Когда я забеременела, муж погрузился в сосредоточенную задумчивость и долго переваривал эту новость («Рано! Мы не готовы! Я не готов!»), а я была ужасно рада. Врачи меня хвалили: какая хорошая здоровая мамочка. Мне все нравилось: мои наполненность, осмысленность и причастность к чудесному, то, что в животе потихоньку растет живой самостоятельный человек, похожий на меня и любимого мужчину. Я поправилась на два размера, трикотажные кофточки едва прикрывали живот, а я гордилась, гладила новую чудную выпуклость, обтягивала красивыми платьями и на улице придерживала рукой с гордой улыбкой.

А потом я уехала за город, сидела на свежем воздухе под пока еще теплым осенним солнцем и была счастлива, счастлива, счастлива. Я радовалась тяжести в ногах, тому, что у меня начали ломаться ногти, тому, что часто стала бегать в туалет и тому, что существо внутри меня каждое утро напоминало о необходимости плотного завтрака. Все это было свидетельством того, что кто-то во мне живет, питается мной и развивается. И все складывалось так прекрасно и радужно – и даже Антон перестал хмурить брови.

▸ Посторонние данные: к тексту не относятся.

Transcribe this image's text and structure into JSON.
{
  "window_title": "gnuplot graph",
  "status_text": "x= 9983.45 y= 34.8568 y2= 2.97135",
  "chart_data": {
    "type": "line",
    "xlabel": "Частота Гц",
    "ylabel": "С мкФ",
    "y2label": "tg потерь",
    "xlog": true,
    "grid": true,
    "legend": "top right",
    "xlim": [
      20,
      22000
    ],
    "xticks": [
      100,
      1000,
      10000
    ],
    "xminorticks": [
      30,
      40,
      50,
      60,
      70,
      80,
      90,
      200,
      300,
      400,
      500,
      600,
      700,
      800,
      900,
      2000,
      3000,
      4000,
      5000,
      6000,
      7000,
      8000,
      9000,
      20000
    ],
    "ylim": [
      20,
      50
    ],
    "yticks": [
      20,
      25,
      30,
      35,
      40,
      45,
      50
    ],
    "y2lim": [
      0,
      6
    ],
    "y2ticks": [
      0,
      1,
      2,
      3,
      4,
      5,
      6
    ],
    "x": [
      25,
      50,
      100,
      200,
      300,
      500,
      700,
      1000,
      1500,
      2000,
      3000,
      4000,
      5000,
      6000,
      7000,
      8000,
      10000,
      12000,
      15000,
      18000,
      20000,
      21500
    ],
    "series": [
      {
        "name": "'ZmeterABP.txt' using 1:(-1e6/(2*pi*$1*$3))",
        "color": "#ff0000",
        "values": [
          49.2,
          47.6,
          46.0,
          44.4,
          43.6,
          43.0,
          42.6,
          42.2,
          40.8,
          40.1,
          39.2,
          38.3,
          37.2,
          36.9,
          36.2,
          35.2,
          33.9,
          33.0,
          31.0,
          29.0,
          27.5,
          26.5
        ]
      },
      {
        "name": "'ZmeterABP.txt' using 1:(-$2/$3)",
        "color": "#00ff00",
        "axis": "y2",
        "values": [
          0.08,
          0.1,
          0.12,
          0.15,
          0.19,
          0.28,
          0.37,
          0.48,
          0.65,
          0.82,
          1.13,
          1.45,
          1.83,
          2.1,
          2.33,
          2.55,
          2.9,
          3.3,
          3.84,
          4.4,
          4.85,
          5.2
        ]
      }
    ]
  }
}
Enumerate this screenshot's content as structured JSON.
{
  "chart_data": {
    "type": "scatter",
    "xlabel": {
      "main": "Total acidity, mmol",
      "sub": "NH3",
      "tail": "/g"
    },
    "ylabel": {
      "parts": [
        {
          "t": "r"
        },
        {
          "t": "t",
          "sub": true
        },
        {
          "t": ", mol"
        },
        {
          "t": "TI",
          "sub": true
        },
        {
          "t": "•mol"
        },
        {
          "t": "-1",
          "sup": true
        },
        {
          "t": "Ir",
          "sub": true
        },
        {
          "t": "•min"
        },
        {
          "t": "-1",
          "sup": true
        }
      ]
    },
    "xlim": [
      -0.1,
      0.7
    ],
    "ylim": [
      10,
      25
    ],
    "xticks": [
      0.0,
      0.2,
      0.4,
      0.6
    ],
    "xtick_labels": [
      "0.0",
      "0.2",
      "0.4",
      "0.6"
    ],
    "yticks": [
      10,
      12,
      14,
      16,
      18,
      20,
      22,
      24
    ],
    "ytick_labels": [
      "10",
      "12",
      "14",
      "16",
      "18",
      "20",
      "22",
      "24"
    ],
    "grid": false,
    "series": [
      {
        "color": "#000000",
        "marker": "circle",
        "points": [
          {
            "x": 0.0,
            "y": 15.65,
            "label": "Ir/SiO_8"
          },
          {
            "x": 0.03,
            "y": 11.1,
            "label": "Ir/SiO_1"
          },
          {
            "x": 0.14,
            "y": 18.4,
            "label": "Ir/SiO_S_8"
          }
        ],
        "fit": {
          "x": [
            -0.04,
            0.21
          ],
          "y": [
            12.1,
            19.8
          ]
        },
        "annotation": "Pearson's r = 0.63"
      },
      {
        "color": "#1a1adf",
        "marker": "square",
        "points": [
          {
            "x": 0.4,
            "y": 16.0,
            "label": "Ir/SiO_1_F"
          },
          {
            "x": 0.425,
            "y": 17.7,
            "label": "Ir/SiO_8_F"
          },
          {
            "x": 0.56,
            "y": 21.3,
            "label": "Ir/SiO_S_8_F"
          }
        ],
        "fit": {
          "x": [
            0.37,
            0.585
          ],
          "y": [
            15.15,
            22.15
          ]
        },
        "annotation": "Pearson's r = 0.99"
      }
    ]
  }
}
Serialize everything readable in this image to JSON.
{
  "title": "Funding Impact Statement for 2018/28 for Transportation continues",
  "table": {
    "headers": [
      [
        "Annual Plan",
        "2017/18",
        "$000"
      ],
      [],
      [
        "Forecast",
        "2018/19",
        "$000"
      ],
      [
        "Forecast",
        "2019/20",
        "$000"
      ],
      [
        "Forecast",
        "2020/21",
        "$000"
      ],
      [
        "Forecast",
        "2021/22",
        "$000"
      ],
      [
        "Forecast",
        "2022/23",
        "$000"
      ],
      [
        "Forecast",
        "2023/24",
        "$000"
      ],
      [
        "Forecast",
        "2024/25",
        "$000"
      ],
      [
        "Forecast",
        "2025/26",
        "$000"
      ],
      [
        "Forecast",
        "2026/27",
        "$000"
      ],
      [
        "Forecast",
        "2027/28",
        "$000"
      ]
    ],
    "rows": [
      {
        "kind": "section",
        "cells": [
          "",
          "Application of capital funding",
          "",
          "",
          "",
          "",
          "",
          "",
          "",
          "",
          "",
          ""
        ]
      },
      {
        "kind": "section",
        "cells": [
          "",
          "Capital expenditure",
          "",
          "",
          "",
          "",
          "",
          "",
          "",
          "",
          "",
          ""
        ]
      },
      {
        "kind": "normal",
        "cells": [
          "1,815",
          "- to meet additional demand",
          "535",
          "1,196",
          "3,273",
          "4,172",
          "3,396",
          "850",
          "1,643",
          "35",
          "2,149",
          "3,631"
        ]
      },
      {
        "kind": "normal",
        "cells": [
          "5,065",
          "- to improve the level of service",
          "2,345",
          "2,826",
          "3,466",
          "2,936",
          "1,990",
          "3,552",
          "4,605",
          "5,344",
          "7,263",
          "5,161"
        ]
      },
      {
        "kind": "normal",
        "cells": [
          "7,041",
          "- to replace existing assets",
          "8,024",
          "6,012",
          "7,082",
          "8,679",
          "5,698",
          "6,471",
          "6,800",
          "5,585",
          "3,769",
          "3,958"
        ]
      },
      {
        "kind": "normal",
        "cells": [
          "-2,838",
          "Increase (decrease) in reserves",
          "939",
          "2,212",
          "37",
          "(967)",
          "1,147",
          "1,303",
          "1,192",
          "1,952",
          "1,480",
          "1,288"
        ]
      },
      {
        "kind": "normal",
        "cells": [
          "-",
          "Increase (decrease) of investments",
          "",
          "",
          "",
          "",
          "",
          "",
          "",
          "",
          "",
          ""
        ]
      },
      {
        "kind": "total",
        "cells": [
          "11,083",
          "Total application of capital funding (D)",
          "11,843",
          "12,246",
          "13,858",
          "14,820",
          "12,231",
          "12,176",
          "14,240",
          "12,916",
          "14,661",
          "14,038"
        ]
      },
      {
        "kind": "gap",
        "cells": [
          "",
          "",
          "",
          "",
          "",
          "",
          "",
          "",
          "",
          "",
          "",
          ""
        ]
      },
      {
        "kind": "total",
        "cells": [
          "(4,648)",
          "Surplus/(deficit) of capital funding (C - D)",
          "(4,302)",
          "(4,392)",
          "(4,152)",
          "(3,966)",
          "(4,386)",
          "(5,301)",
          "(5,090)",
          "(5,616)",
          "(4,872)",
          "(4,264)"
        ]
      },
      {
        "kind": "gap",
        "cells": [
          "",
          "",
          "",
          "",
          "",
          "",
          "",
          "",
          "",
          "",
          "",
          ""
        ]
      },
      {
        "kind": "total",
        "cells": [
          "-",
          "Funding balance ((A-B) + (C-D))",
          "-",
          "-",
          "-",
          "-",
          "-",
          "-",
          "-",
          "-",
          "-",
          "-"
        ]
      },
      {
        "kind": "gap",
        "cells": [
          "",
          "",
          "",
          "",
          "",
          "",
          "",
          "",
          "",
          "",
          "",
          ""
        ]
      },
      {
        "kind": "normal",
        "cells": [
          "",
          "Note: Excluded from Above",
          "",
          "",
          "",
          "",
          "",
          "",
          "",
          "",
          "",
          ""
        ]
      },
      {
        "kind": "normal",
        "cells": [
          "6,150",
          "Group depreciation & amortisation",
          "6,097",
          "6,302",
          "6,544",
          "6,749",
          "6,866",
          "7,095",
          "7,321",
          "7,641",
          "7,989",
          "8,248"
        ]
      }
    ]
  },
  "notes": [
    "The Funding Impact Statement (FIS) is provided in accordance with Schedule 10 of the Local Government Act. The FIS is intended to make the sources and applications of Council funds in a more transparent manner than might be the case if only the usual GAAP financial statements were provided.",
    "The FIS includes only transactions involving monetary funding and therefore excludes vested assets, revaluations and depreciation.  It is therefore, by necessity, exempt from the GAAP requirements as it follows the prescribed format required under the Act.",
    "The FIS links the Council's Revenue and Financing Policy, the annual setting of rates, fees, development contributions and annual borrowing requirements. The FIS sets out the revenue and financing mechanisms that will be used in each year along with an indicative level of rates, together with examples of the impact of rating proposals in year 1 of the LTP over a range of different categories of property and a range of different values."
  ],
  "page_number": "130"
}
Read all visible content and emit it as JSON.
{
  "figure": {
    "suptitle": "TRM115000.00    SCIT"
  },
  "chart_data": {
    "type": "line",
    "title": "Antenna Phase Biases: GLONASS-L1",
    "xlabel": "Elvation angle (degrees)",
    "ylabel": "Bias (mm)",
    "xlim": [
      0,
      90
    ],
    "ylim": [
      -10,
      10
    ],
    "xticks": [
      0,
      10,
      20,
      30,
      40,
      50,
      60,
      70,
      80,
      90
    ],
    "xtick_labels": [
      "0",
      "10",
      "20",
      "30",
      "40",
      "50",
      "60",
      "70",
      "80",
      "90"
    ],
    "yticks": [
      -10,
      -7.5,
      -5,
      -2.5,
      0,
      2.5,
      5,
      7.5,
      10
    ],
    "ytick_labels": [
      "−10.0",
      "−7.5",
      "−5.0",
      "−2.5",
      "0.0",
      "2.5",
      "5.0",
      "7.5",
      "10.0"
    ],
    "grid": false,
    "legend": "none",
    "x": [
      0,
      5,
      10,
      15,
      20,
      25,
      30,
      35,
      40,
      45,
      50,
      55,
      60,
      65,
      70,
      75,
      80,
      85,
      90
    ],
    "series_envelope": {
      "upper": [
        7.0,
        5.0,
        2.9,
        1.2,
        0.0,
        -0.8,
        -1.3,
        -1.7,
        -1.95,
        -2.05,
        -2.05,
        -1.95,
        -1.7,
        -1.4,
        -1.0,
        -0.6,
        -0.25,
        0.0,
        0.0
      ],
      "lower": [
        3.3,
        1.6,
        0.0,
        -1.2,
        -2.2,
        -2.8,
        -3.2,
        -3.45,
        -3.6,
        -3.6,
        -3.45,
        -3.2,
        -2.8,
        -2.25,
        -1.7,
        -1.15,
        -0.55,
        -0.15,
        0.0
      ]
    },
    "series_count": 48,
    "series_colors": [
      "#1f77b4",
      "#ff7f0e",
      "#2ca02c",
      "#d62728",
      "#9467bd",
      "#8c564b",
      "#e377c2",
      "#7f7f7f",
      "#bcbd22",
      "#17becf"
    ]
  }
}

А затем как-то вечером, собираясь ложиться спать, я увидела на белье капельку крови – маленькое пятнышко. Ерунда? Я даже не волновалась. Мы живем в современном мире, врачи могут творить чудеса, я сейчас позвоню в скорую – и все будет хорошо.

Потом приехал врач, пожилой, опытный и очень добрый. Мы съездили в больницу, там меня долго мяли во всех местах, мне было смешно и щекотно. Но взгляды врачей становились все серьезнее и серьезнее, и я подавилась новым смешком. Оказалось, было уже поздно: посреди свежей нежной золотой осени я перестала быть матерью.

Я так устала, что не было сил думать. Меня раздражало, как сочувствующе все на меня смотрят, как Антон гладит меня по руке, как светит в глаз припадочная больничная лампочка – меня вообще все раздражало и хотелось спать. Я подписала отказ от госпитализации (ручка противно скреблась и царапала бумагу), а дома тут же легла. Ночью мне даже не снились кошмары, и утром я спокойно проводила Антона на работу.